E como ele, até agora, não consegue vir pro lado A ele tenha manipulado tudo e todos para seu propósito: destruir o lado do sequestrador do seu filho por pura vingança.

Acho q a existencia dos Fist people realmente aconteceu, nos dois lados. E digo mais, talvez os observadores sejam provenientes desta raça de seres superiores e avançados.

Vitor disse...

Baixa audiência a parte, acredito que Fringe esteja em sua melhor fase. Todos os episódios tem relação com uma única estória, sem aqueles casos desconexos, que muitas vezes eram legais, mas meio sem finalidade aparente.

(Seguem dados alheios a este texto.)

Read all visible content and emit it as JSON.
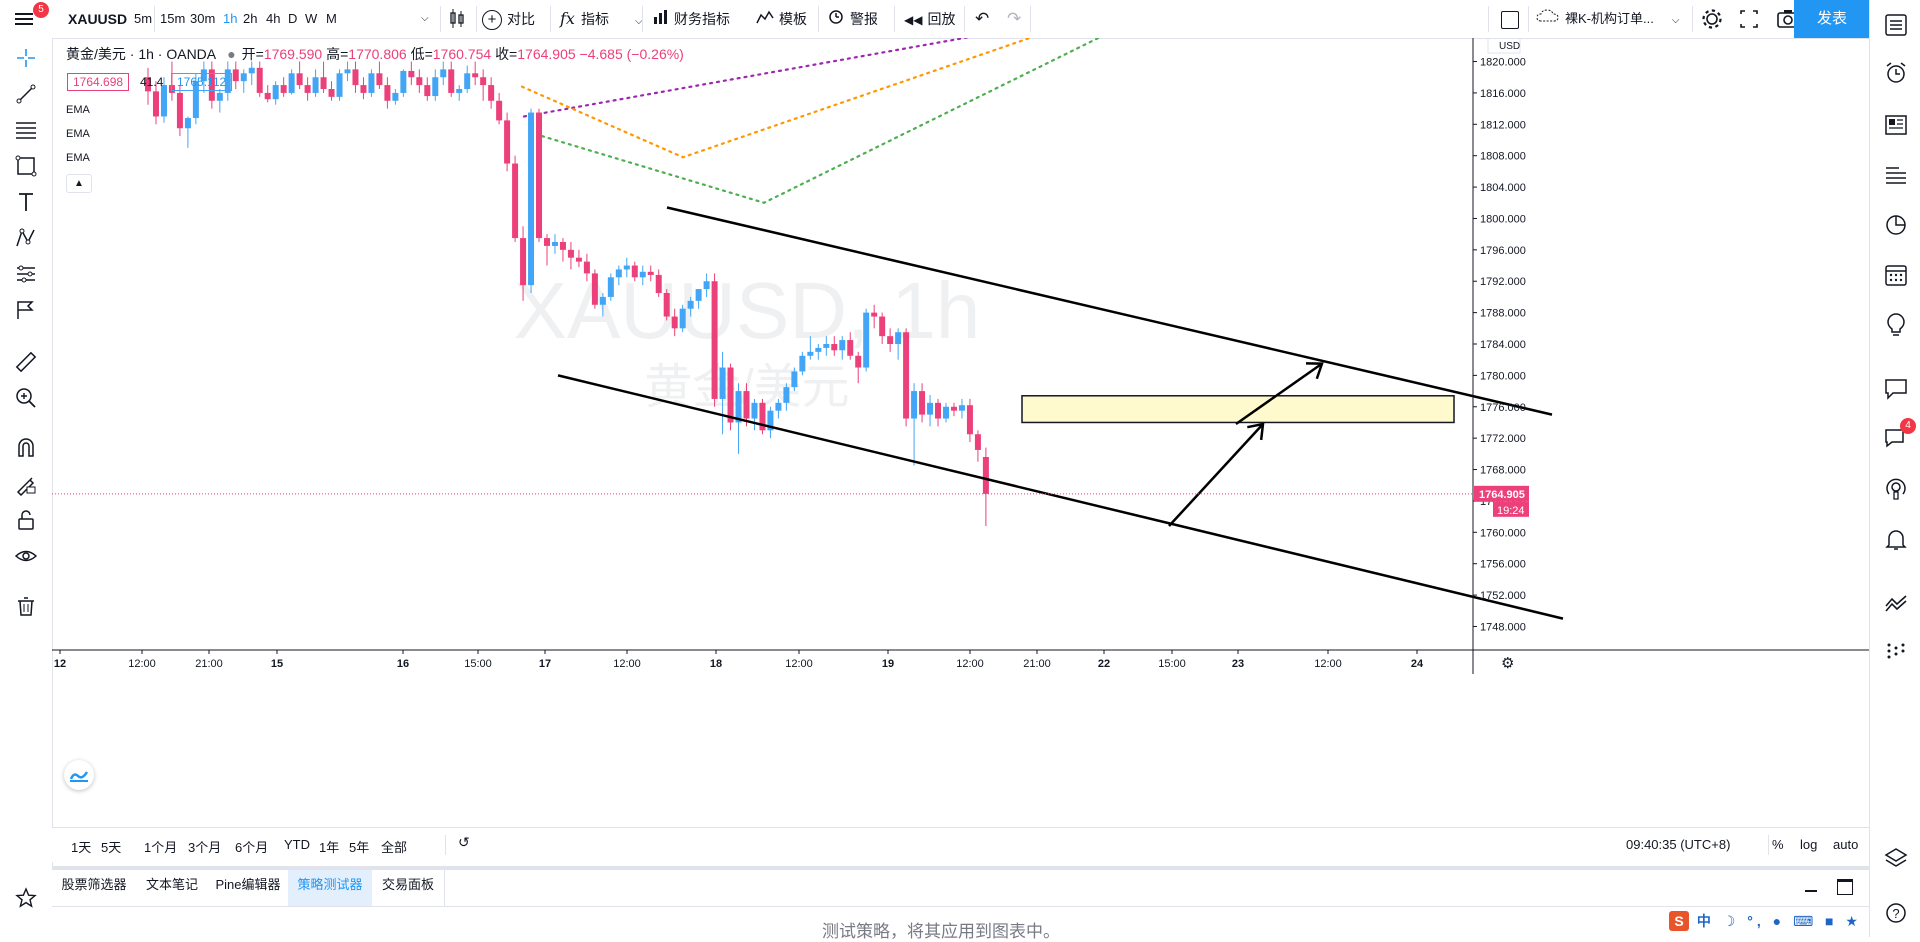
{
  "toolbar": {
    "menu_badge": "5",
    "symbol": "XAUUSD",
    "intervals": [
      "5m",
      "15m",
      "30m",
      "1h",
      "2h",
      "4h",
      "D",
      "W",
      "M"
    ],
    "active_interval": "1h",
    "compare": "对比",
    "indicators": "指标",
    "financials": "财务指标",
    "templates": "模板",
    "alerts": "警报",
    "replay": "回放",
    "layout_name": "裸K-机构订单...",
    "publish": "发表"
  },
  "legend": {
    "title": "黄金/美元 · 1h · OANDA",
    "open_label": "开=",
    "open": "1769.590",
    "high_label": "高=",
    "high": "1770.806",
    "low_label": "低=",
    "low": "1760.754",
    "close_label": "收=",
    "close": "1764.905",
    "change": "−4.685 (−0.26%)",
    "bid": "1764.698",
    "spread": "41.4",
    "ask": "1765.112",
    "indicators": [
      "EMA",
      "EMA",
      "EMA"
    ]
  },
  "watermark": {
    "symbol": "XAUUSD, 1h",
    "name": "黄金/美元"
  },
  "price_axis": {
    "currency": "USD",
    "last_price": "1764.905",
    "countdown": "19:24",
    "colors": {
      "up": "#42a5f5",
      "down": "#ec407a",
      "price_tag": "#ec407a",
      "zone": "#fff9c4"
    }
  },
  "chart_data": {
    "type": "candlestick",
    "symbol": "XAUUSD",
    "interval": "1h",
    "ylim": [
      1745,
      1823
    ],
    "yticks": [
      1748,
      1752,
      1756,
      1760,
      1764,
      1768,
      1772,
      1776,
      1780,
      1784,
      1788,
      1792,
      1796,
      1800,
      1804,
      1808,
      1812,
      1816,
      1820
    ],
    "ytick_labels": [
      "1748.000",
      "1752.000",
      "1756.000",
      "1760.000",
      "1764.000",
      "1768.000",
      "1772.000",
      "1776.000",
      "1780.000",
      "1784.000",
      "1788.000",
      "1792.000",
      "1796.000",
      "1800.000",
      "1804.000",
      "1808.000",
      "1812.000",
      "1816.000",
      "1820.000"
    ],
    "xtick_labels": [
      "12",
      "12:00",
      "21:00",
      "15",
      "16",
      "15:00",
      "17",
      "12:00",
      "18",
      "12:00",
      "19",
      "12:00",
      "21:00",
      "22",
      "15:00",
      "23",
      "12:00",
      "24"
    ],
    "candles": [
      [
        1818.0,
        1819.2,
        1814.5,
        1816.2
      ],
      [
        1816.2,
        1817.5,
        1812.0,
        1813.0
      ],
      [
        1813.0,
        1818.0,
        1812.2,
        1817.0
      ],
      [
        1817.0,
        1820.0,
        1815.0,
        1816.0
      ],
      [
        1816.0,
        1817.0,
        1810.5,
        1811.5
      ],
      [
        1811.5,
        1813.0,
        1809.0,
        1812.8
      ],
      [
        1812.8,
        1818.5,
        1812.0,
        1817.5
      ],
      [
        1817.5,
        1820.0,
        1816.0,
        1819.0
      ],
      [
        1819.0,
        1820.0,
        1814.0,
        1815.0
      ],
      [
        1815.0,
        1816.5,
        1813.5,
        1816.0
      ],
      [
        1816.0,
        1820.0,
        1815.0,
        1819.0
      ],
      [
        1819.0,
        1820.0,
        1816.5,
        1817.5
      ],
      [
        1817.5,
        1819.0,
        1816.0,
        1818.5
      ],
      [
        1818.5,
        1820.0,
        1817.0,
        1819.2
      ],
      [
        1819.2,
        1820.0,
        1815.5,
        1816.0
      ],
      [
        1816.0,
        1817.0,
        1814.8,
        1815.2
      ],
      [
        1815.2,
        1817.5,
        1814.5,
        1817.0
      ],
      [
        1817.0,
        1818.0,
        1815.5,
        1816.0
      ],
      [
        1816.0,
        1819.0,
        1815.8,
        1818.5
      ],
      [
        1818.5,
        1820.0,
        1816.5,
        1817.0
      ],
      [
        1817.0,
        1818.0,
        1815.0,
        1816.0
      ],
      [
        1816.0,
        1819.0,
        1815.5,
        1818.0
      ],
      [
        1818.0,
        1820.0,
        1816.0,
        1816.5
      ],
      [
        1816.5,
        1817.5,
        1815.0,
        1815.5
      ],
      [
        1815.5,
        1819.0,
        1815.0,
        1818.5
      ],
      [
        1818.5,
        1820.0,
        1817.5,
        1819.0
      ],
      [
        1819.0,
        1820.0,
        1816.0,
        1817.0
      ],
      [
        1817.0,
        1818.0,
        1815.2,
        1816.0
      ],
      [
        1816.0,
        1819.0,
        1815.5,
        1818.5
      ],
      [
        1818.5,
        1820.0,
        1816.5,
        1817.0
      ],
      [
        1817.0,
        1818.0,
        1814.0,
        1815.0
      ],
      [
        1815.0,
        1816.5,
        1814.5,
        1816.0
      ],
      [
        1816.0,
        1819.0,
        1815.5,
        1818.8
      ],
      [
        1818.8,
        1820.0,
        1817.0,
        1818.0
      ],
      [
        1818.0,
        1819.0,
        1816.0,
        1817.0
      ],
      [
        1817.0,
        1818.0,
        1815.0,
        1815.6
      ],
      [
        1815.6,
        1819.0,
        1815.0,
        1818.0
      ],
      [
        1818.0,
        1820.0,
        1817.0,
        1819.0
      ],
      [
        1819.0,
        1820.0,
        1815.5,
        1816.0
      ],
      [
        1816.0,
        1817.0,
        1815.0,
        1816.5
      ],
      [
        1816.5,
        1819.5,
        1816.0,
        1818.5
      ],
      [
        1818.5,
        1820.0,
        1817.0,
        1818.0
      ],
      [
        1818.0,
        1819.0,
        1815.0,
        1817.0
      ],
      [
        1817.0,
        1818.0,
        1814.0,
        1815.0
      ],
      [
        1815.0,
        1816.0,
        1812.0,
        1812.5
      ],
      [
        1812.5,
        1813.5,
        1806.0,
        1807.0
      ],
      [
        1807.0,
        1808.0,
        1797.0,
        1797.5
      ],
      [
        1797.5,
        1799.0,
        1789.5,
        1791.5
      ],
      [
        1791.5,
        1814.0,
        1790.5,
        1813.5
      ],
      [
        1813.5,
        1814.0,
        1797.0,
        1797.5
      ],
      [
        1797.5,
        1798.0,
        1794.0,
        1796.5
      ],
      [
        1796.5,
        1798.0,
        1795.5,
        1797.0
      ],
      [
        1797.0,
        1797.5,
        1794.5,
        1796.0
      ],
      [
        1796.0,
        1797.0,
        1793.5,
        1795.0
      ],
      [
        1795.0,
        1796.0,
        1793.8,
        1794.5
      ],
      [
        1794.5,
        1795.5,
        1792.0,
        1793.0
      ],
      [
        1793.0,
        1793.5,
        1788.5,
        1789.0
      ],
      [
        1789.0,
        1790.5,
        1787.5,
        1790.0
      ],
      [
        1790.0,
        1793.0,
        1789.5,
        1792.5
      ],
      [
        1792.5,
        1794.0,
        1791.5,
        1793.5
      ],
      [
        1793.5,
        1795.0,
        1792.5,
        1794.0
      ],
      [
        1794.0,
        1794.5,
        1792.0,
        1792.5
      ],
      [
        1792.5,
        1794.0,
        1791.5,
        1793.2
      ],
      [
        1793.2,
        1794.0,
        1792.0,
        1792.8
      ],
      [
        1792.8,
        1793.5,
        1790.0,
        1790.5
      ],
      [
        1790.5,
        1791.0,
        1787.0,
        1787.5
      ],
      [
        1787.5,
        1788.5,
        1785.0,
        1786.0
      ],
      [
        1786.0,
        1789.0,
        1785.5,
        1788.5
      ],
      [
        1788.5,
        1790.0,
        1787.5,
        1789.5
      ],
      [
        1789.5,
        1791.0,
        1788.5,
        1791.0
      ],
      [
        1791.0,
        1793.0,
        1790.0,
        1792.0
      ],
      [
        1792.0,
        1793.0,
        1776.0,
        1777.0
      ],
      [
        1777.0,
        1783.0,
        1772.5,
        1781.0
      ],
      [
        1781.0,
        1781.5,
        1773.0,
        1774.0
      ],
      [
        1774.0,
        1779.0,
        1770.0,
        1778.0
      ],
      [
        1778.0,
        1779.0,
        1773.5,
        1774.5
      ],
      [
        1774.5,
        1777.0,
        1773.0,
        1776.5
      ],
      [
        1776.5,
        1777.0,
        1772.5,
        1773.0
      ],
      [
        1773.0,
        1776.0,
        1772.0,
        1775.5
      ],
      [
        1775.5,
        1777.0,
        1774.5,
        1776.5
      ],
      [
        1776.5,
        1779.0,
        1775.5,
        1778.5
      ],
      [
        1778.5,
        1781.0,
        1778.0,
        1780.5
      ],
      [
        1780.5,
        1783.0,
        1780.0,
        1782.5
      ],
      [
        1782.5,
        1785.0,
        1782.0,
        1783.0
      ],
      [
        1783.0,
        1784.0,
        1782.0,
        1783.5
      ],
      [
        1783.5,
        1785.0,
        1782.5,
        1784.0
      ],
      [
        1784.0,
        1785.0,
        1782.5,
        1783.2
      ],
      [
        1783.2,
        1785.0,
        1782.0,
        1784.5
      ],
      [
        1784.5,
        1785.5,
        1782.0,
        1782.5
      ],
      [
        1782.5,
        1783.0,
        1779.0,
        1781.0
      ],
      [
        1781.0,
        1788.5,
        1780.5,
        1788.0
      ],
      [
        1788.0,
        1789.0,
        1786.0,
        1787.5
      ],
      [
        1787.5,
        1788.0,
        1784.0,
        1785.0
      ],
      [
        1785.0,
        1786.0,
        1783.0,
        1784.0
      ],
      [
        1784.0,
        1786.0,
        1782.0,
        1785.5
      ],
      [
        1785.5,
        1786.0,
        1773.5,
        1774.5
      ],
      [
        1774.5,
        1779.0,
        1768.5,
        1778.0
      ],
      [
        1778.0,
        1779.0,
        1774.0,
        1775.0
      ],
      [
        1775.0,
        1777.5,
        1773.5,
        1776.5
      ],
      [
        1776.5,
        1777.0,
        1773.5,
        1774.5
      ],
      [
        1774.5,
        1776.5,
        1774.0,
        1776.0
      ],
      [
        1776.0,
        1776.5,
        1774.8,
        1775.5
      ],
      [
        1775.5,
        1777.0,
        1774.5,
        1776.2
      ],
      [
        1776.2,
        1777.0,
        1771.5,
        1772.5
      ],
      [
        1772.5,
        1773.0,
        1769.0,
        1770.5
      ],
      [
        1769.6,
        1770.8,
        1760.8,
        1764.9
      ]
    ],
    "ema_series": [
      {
        "color": "#4caf50",
        "points": [
          [
            1810.5,
            1824
          ],
          [
            1802.0,
            1797.4
          ],
          [
            1827.0,
            1799.0
          ]
        ]
      },
      {
        "color": "#9c27b0",
        "points": [
          [
            1813.0,
            1822.5
          ],
          [
            1827.5,
            1794.0
          ]
        ]
      },
      {
        "color": "#ff9800",
        "points": [
          [
            1816.8,
            1820.0
          ],
          [
            1807.8,
            1799.8
          ],
          [
            1828.8,
            1786.2
          ]
        ]
      }
    ],
    "drawings": {
      "upper_channel": [
        [
          1.0,
          1801.4
        ],
        [
          1.0,
          1775.0
        ]
      ],
      "lower_channel": [
        [
          1.0,
          1780.0
        ],
        [
          1.0,
          1749.0
        ]
      ],
      "zone": {
        "top": 1777.4,
        "bottom": 1774.0
      },
      "arrow1": [
        [
          1760.8
        ],
        [
          1773.8
        ]
      ],
      "arrow2": [
        [
          1773.8
        ],
        [
          1781.5
        ]
      ]
    }
  },
  "bottom_bar": {
    "ranges": [
      "1天",
      "5天",
      "1个月",
      "3个月",
      "6个月",
      "YTD",
      "1年",
      "5年",
      "全部"
    ],
    "time": "09:40:35 (UTC+8)",
    "scale_options": [
      "%",
      "log",
      "auto"
    ]
  },
  "panel_tabs": {
    "tabs": [
      "股票筛选器",
      "文本笔记",
      "Pine编辑器",
      "策略测试器",
      "交易面板"
    ],
    "active": "策略测试器",
    "message": "测试策略，将其应用到图表中。"
  },
  "right_sidebar": {
    "chat_badge": "4"
  }
}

Quanto as peças da máquina pensei o seguinte: o nosso querido Walternative achou as peças da máquina no mundo dele. Montou a máquina, descobriu como funcionava e pensou: "Como vou levar isso aqui para o outro mundo e destruí-lo"? Não vai. Como os mundos são semelhantes seria mais fácil passar para o outra dimensão as coordenadas das peças que ele encontrou - para um Peter em crise de identidade - e esperar que ela seja montada do outro lado, com os recursos do outro lado, sem este outro lado saber direito o que está fazendo.